> Apparently some people desperately want to hear: "yes this small so called
> magnetic loop is as good as Tom's phased Beverage's, or John's (K9DX)
> 9-circle", and "yes you can do it all from 1/2 acre, no need for Beverages
> etc etc. "
That's not what I said and that's not what I want to hear. I want to hear more
activity on the low bands. Amateur HF activity is declining. Why? What can we
do to stimulate activity? I don't think concentrating a major part of a book on
Techniques on antennas fewer than 1% of the world's hams can install is the way
to go. I'm sorry but it just seems very elitist. The majority of hams fall into
the category covered in one chapter, at the end of the book (I have the edition
before the current one), that reads more like a sidebar.
> No, there is NO free lunch in this real world.
True enough. But at the rate we're going, in another 10 years you may end up
having the whole band to yourself because the OTs are dead and the new guys
figure it isn't worth trying, since they live in circumstances that preclude
best-case antenna installations. You don't have to win contests to have a good
time. There is nothing wrong with not being able to make contacts on a nearly
dead band. But there is a prevalent attitude among many, many hams that they
simply cannot operate on the low bands because they don't have the real estate.
Go to hamfests and ask them. I have.
I would like everyone to be the type of person who tries something even if it
looks hopeless, but not everyone is like that. People need encouragement. I
built my receiving loop before I discovered it had all but disappeared from
your book. There is simply no way I am going to put up and take down a K9AY
loop every night -- I'd never have time to get on the air. So I'll never
compete with W8JI. But if we want to get more people on the air, we have to
push antennas they will try for starters. You aren't going to get someone
interested in ham radio by pointing them to Jon Zaimes's Website and telling
them that's what they need. You start them out with a dipole and a transceiver.
Once the bug bites... Ditto 160. A simple receiving loop may not be as good as
a Beverage, but it's probably a better receiving antenna than an inverted L,
and it's cheap and easy to build. Once the bug bites...
> Well, maybe it's time someone new in the game published a book that teaches
> us how to do it properly?
Before we can teach we have to learn to be teachers. Before we can teach them
about four squares and Beverages, we have to get them on the bands in the first
place, so they will be willing to invest the time, money and effort to be big
guns. Or we'll be a shrinking group of old farts who only work each other.
That's the direction I see ham radio going.
> PS: by the way, I never have worked KR1S on 160 or 80, and I have
> 44,000 QSO's on 160 in my log.. Last QSO with KR1S was 1992 on 40m.
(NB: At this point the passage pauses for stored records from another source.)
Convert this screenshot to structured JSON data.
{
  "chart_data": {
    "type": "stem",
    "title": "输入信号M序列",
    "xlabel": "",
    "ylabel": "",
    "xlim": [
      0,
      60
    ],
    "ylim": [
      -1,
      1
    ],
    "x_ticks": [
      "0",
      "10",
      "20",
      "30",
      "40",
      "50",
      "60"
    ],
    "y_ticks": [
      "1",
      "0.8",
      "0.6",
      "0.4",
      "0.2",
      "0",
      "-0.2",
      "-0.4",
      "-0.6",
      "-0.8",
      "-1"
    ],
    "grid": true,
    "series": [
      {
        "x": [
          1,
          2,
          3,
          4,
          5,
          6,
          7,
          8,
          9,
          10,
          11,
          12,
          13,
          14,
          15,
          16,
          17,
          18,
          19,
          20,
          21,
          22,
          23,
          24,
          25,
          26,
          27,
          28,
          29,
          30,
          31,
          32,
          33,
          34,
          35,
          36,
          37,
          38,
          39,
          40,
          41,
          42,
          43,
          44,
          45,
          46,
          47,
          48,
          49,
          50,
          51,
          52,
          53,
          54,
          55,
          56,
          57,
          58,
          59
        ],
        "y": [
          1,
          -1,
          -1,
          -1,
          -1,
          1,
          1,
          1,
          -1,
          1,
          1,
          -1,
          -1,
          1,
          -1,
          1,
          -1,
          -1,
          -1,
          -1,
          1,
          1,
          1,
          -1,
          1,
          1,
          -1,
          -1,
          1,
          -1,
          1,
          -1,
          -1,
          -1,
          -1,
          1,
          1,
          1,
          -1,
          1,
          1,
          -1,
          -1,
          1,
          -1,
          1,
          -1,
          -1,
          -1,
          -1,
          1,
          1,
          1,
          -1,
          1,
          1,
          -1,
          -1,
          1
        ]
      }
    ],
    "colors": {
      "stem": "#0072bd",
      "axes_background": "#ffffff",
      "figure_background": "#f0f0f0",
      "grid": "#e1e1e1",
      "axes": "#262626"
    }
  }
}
Sorry I missed you in CQ WW this year. I operated 80 m on Saturday night local
time, and worked several ONs, but not you. Maybe we'll QSO in the ARRL Test in
February. It takes some effort for me to get on the air,
(http://kr1s.kearman.com/ -- OTOH, of the more than 100 hams in my town, I am
the only one on the low bands AFAIK; I guess they know you can't succeed on the
low bands without big antennas and Beverages) so I try to pick nights when
propagation looks very good, and I can stay up all nightr.